Hot topics - the 119th SLTC Conference15 May 2016
The 119th SLTC Conference, attended by 95 delegates, was held at Northampton University, UK, on 23 April 2016, and ranked as one of the best yet. As usual, it provided an ideal opportunity for old and new friends to catch-up. Leather International breaks down the key lectures covered at the event.
Chrome VI and the future use of chrome in leather manufacture
This was the theme of a debate held with the audience providing questions and then discussed by the panel. The panel, comprised of Dr Dietrich Tegtmeyer (Lanxess), Emeritus Professor Tony Covington (ICLT), John Hubbard (SATRA), Geoff Holmes (LASRA) and Dr Kerry Senior (UKLF), was chaired by Reg Hankey of Pittards. The panel discussed and answered a wide range of questions with the defining outcomes being that if sourcing chrome tanning chemicals from reputable suppliers is done and leather is sourced from responsible leather manufacturers who follow best practices, chrome VI is today a perfectly manageable risk. Some finer details remain to be solved, leaving the industry with impaired communication, perception and the confidence of the brands and consumers. Yet, the industry is in a much better place than last year or before.
The future of vegetable tanning
The past, present and possible future of vegetable tannage was discussed by Nigel Payne of Forestal Mimosa. The decline in the use of vegetable tanning from 450,000 to below 150,000t from the 1950s to 2000s respectively reflects the change in shoe design and of the use of chromium. Today, more vegetable extract is used in retannage. Payne also commented that while there are hides available to tan, there will always be a demand for vegetable extracts. In fact, this point was highlighted during the Chrome Panel debate as vegetable extracts are increasingly being applied.
Digital printing on leather
This subject was presented by Dr Barry McGregor from Fujifilm Speciality Ink Systems, a company with $27-billion global revenue and an R&D budget of $7 million a day. McGregor showed how a company like Fuji analyses potential markets and how it sees a potential for digital high-value printing ink sales of 1.9t/year in this niche market. He also detailed a significant amount of work performed by Fujifilm, in a highly competitive market, to focus on printing with a precursor (pin) layer using hybrid UV inks and a top coat to achieve the print quality and physical properties required of shoe-upper leather. He then spoke of various machine applications and available ink technologies.
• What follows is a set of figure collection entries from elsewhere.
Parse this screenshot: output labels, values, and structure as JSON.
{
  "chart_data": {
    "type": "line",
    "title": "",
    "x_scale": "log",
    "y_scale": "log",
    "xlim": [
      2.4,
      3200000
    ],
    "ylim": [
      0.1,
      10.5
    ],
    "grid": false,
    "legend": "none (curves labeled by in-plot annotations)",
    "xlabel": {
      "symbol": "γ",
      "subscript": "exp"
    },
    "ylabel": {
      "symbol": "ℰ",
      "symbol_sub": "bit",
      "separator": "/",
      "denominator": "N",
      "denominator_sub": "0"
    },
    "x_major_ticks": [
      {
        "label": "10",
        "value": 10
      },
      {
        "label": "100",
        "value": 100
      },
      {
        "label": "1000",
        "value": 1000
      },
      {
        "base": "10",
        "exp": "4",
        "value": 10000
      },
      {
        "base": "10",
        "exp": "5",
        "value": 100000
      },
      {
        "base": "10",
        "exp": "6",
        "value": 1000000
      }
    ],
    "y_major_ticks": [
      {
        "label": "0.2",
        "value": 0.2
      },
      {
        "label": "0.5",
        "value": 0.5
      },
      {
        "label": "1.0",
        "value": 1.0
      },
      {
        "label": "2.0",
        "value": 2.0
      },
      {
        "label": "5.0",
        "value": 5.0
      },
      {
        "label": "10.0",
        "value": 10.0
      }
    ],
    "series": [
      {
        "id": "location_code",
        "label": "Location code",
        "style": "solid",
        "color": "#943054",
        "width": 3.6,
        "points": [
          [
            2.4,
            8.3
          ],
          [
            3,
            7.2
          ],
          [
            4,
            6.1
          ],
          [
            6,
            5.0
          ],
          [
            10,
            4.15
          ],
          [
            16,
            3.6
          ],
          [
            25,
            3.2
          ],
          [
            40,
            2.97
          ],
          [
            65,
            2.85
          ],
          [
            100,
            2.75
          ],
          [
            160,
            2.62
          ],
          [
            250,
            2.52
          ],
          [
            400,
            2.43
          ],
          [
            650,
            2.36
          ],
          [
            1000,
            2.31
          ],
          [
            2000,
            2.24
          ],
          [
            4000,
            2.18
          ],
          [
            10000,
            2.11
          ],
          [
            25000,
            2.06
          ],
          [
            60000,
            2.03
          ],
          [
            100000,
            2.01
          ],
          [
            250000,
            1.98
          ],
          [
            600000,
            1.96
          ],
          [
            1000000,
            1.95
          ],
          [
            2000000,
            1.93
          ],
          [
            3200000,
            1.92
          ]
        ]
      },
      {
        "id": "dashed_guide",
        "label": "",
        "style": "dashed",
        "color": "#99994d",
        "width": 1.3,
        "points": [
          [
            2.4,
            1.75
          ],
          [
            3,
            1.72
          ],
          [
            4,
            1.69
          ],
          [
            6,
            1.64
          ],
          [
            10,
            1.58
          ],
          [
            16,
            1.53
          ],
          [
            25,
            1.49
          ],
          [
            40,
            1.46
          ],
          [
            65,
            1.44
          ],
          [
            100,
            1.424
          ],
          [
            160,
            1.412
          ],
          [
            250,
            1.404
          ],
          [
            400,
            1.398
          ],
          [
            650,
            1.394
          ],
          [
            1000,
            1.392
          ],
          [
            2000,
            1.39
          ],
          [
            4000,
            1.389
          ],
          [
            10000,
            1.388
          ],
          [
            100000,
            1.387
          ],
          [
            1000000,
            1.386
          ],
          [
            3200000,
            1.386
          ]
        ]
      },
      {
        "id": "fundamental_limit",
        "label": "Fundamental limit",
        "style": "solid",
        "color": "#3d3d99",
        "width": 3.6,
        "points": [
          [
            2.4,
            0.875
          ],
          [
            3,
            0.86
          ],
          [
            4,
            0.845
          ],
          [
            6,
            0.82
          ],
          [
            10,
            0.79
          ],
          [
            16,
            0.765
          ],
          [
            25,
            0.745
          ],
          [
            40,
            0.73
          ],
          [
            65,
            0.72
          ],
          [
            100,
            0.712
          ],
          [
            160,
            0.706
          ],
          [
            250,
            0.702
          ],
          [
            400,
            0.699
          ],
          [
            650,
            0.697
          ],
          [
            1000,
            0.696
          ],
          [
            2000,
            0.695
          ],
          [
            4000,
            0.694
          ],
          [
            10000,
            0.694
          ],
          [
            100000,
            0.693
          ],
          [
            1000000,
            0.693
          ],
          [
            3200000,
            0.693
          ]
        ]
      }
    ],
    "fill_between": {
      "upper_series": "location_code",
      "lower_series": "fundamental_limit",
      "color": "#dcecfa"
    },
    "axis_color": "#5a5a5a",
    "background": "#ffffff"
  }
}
A sustainable future for the leather industry
This was presented by Mike Tomkin, supported by STAHL. He has recently retired but was kind enough to support the conference and present his thoughts on the future with the clear objective of ‘being able to meet the needs of the present without comprising the ability of future generations to meet their own needs’. Corporate social responsibility should be a standard strategic business operation as businesses must take responsibility, as well as consumers and governments. Leather processing does not need to be a dirty operation with high water, chemicals and energy use – there is room for improvement and LWG-rated tanneries are clearly demonstrating significant improvements. Regarding disposal or recycling, Tomkin explained that landfill is not likely to be an option in future, and the life cycle of leather and its disposal needs to be addressed proactively.
The proctor memorial lecture: From sheep yards to SNP (single nucleotide polymorphism) chips
The changing face of raw-stock research at LASRA was given by Dr Sue Cooper, FSLTC from LASRA, New Zealand. She shared by describing her work on raw stock research to ultimately improve final product quality. Examples and facts showed how, for example, cockle levels in sheepskins have reduced from 10 to 2%, and how the removal of barbed wire does not reduce the incidence of scratches on cattle, but optimised management of lice on cattle does. Current research into genetic markers on sheepskins was highlighted, using SNP chips to identify genetic value while the animal is still alive for future breeding, and carcass weight among others. LASRA has been evaluating the resultant skins from this research.
The leather industry is an intensive user of water, and Karl Flowers (ICLT, Northampton University) described the physics and chemistry of water properties, and the tannery usage of water being in the region of 25m3/t of raw material. The water footprint calculation includes blue, green and grey water, but Flowers also explained virtual water, which calculates the direct water use in manufactured goods that are sold/transported and that should also be included. Alternative technologies to water were discussed and the problem of the density of leather in processing. Water affinity and mass transfer was highlighted in relation to the penetrative stages of wet processing. Future technologies as closed-loop recycling, chemical treatments and biological scrubbing, deep shelf drum processes and continuous process operations (for example, through-feed dyeing) were also covered.